In [None]:
%env VECLIB_MAXIMUM_THREADS=1
%env MKL_NUM_THREADS=1
%env NUMEXPR_NUM_THREADS=1
%env OMP_NUM_THREADS=1

!make clean

import numpy as np
#np.show_config()

# Cache optimization

1. How cache works and its importance to performance
2. Stride analysis
3. Tiling

# Memory hierarchy

To show how cache works and its importance to performance, see table below:

| Type | Latency (cycles) |
| -- | -- |
| CPU registers | 0 |
| L1 cache | 4 |
| L2 cache | 10 |
| L3 cache | 50 |
| Main memory | 200 |
| Disk / drive | 100,000 |

(Excerpt from Figure 6.23 in CS:APP (3/e).)

Remarks:
* Disk (or SSD) is slow.  Don't do I/O unless absolutely necessary.
* CPU instruction is 100x faster than memory access.
* Cache hides the memory latency.

Nothing is fast without cache.

## How cache works

Assume we have a main memory of 64 bytes, and a cache of 8 bytes.

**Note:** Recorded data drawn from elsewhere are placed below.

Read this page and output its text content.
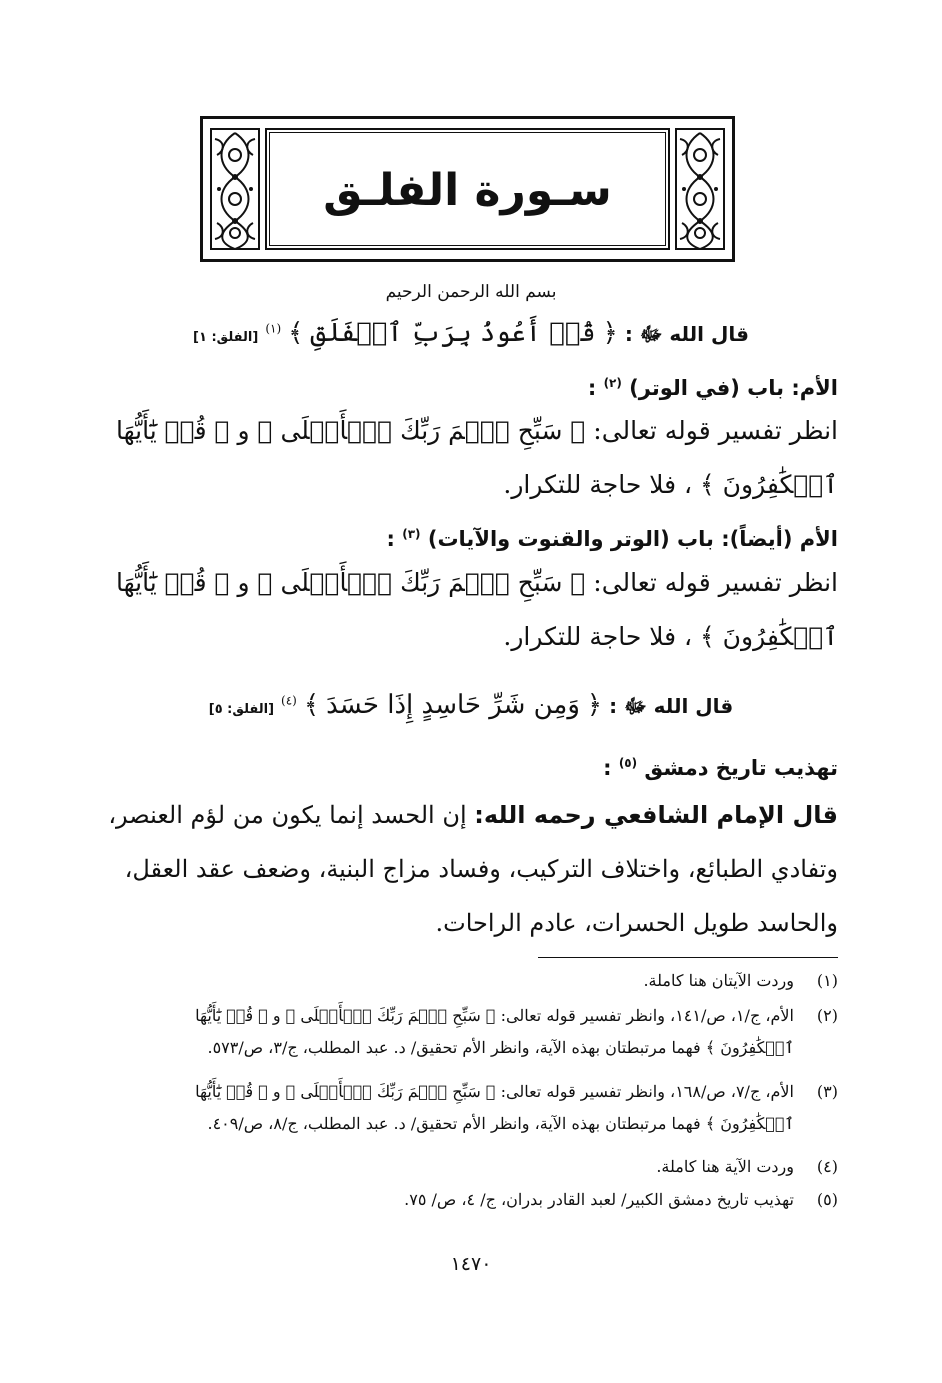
سـورة الفلـق
بسم الله الرحمن الرحيم
قال الله ﷻ : ﴿ قُلۡ أَعُوذُ بِرَبِّ ٱلۡفَلَقِ ﴾ $^{(١)}$ [الفلق: ١]
الأم: باب (في الوتر) $^{(٢)}$ :
انظر تفسير قوله تعالى: ﴿ سَبِّحِ ٱسۡمَ رَبِّكَ ٱلۡأَعۡلَى ﴾ و ﴿ قُلۡ يَٰٓأَيُّهَا
ٱلۡكَٰفِرُونَ ﴾ ، فلا حاجة للتكرار.
الأم (أيضاً): باب (الوتر والقنوت والآيات) $^{(٣)}$ :
انظر تفسير قوله تعالى: ﴿ سَبِّحِ ٱسۡمَ رَبِّكَ ٱلۡأَعۡلَى ﴾ و ﴿ قُلۡ يَٰٓأَيُّهَا
ٱلۡكَٰفِرُونَ ﴾ ، فلا حاجة للتكرار.
قال الله ﷻ : ﴿ وَمِن شَرِّ حَاسِدٍ إِذَا حَسَدَ ﴾ $^{(٤)}$ [الفلق: ٥]
تهذيب تاريخ دمشق $^{(٥)}$ :
قال الإمام الشافعي رحمه الله: إن الحسد إنما يكون من لؤم العنصر،
وتفادي الطبائع، واختلاف التركيب، وفساد مزاج البنية، وضعف عقد العقل،
والحاسد طويل الحسرات، عادم الراحات.
(١)
وردت الآيتان هنا كاملة.
(٢)
الأم، ج/١، ص/١٤١، وانظر تفسير قوله تعالى: ﴿ سَبِّحِ ٱسۡمَ رَبِّكَ ٱلۡأَعۡلَى ﴾ و ﴿ قُلۡ يَٰٓأَيُّهَا
ٱلۡكَٰفِرُونَ ﴾ فهما مرتبطتان بهذه الآية، وانظر الأم تحقيق/ د. عبد المطلب، ج/٣، ص/٥٧٣.
(٣)
الأم، ج/٧، ص/١٦٨، وانظر تفسير قوله تعالى: ﴿ سَبِّحِ ٱسۡمَ رَبِّكَ ٱلۡأَعۡلَى ﴾ و ﴿ قُلۡ يَٰٓأَيُّهَا
ٱلۡكَٰفِرُونَ ﴾ فهما مرتبطتان بهذه الآية، وانظر الأم تحقيق/ د. عبد المطلب، ج/٨، ص/٤٠٩.
(٤)
وردت الآية هنا كاملة.
(٥)
تهذيب تاريخ دمشق الكبير/ لعبد القادر بدران، ج/ ٤، ص/ ٧٥.
١٤٧٠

| Access # | Decimal addr | Binary addr | Hit or miss | Cache block (binary) |
| -- | -- | -- | -- | -- |
| 1 | 22 | 10110 | miss (cold) | 110 |
| 2 | 26 | 11010 | miss (cold) | 010 |
| 3 | 22 | 10110 | hit | 110 |
| 4 | 26 | 11010 | hit | 010 |
| 5 | 16 | 10000 | miss (cold) | 000 |
| 6 | 18 | 10010 | miss (conflict) | 010 |
| 7 | 26 | 11010 | miss (conflict) | 010 |

This is a direct-map cache.  To reduce conflict misses, we may use multi-way set associativity.  2-, 4-, or 8-way set associative cache is commonly used.  Full associativity is too expensive in circuit implementation.

# Memory accessing speed is determined by cache block (line) size

A cache block usually contains more than one byte or word.  In x86, the block (line) size is 64 bytes.  That is, when loading data from main memory to cache, it's done once a block, rather than byte by byte.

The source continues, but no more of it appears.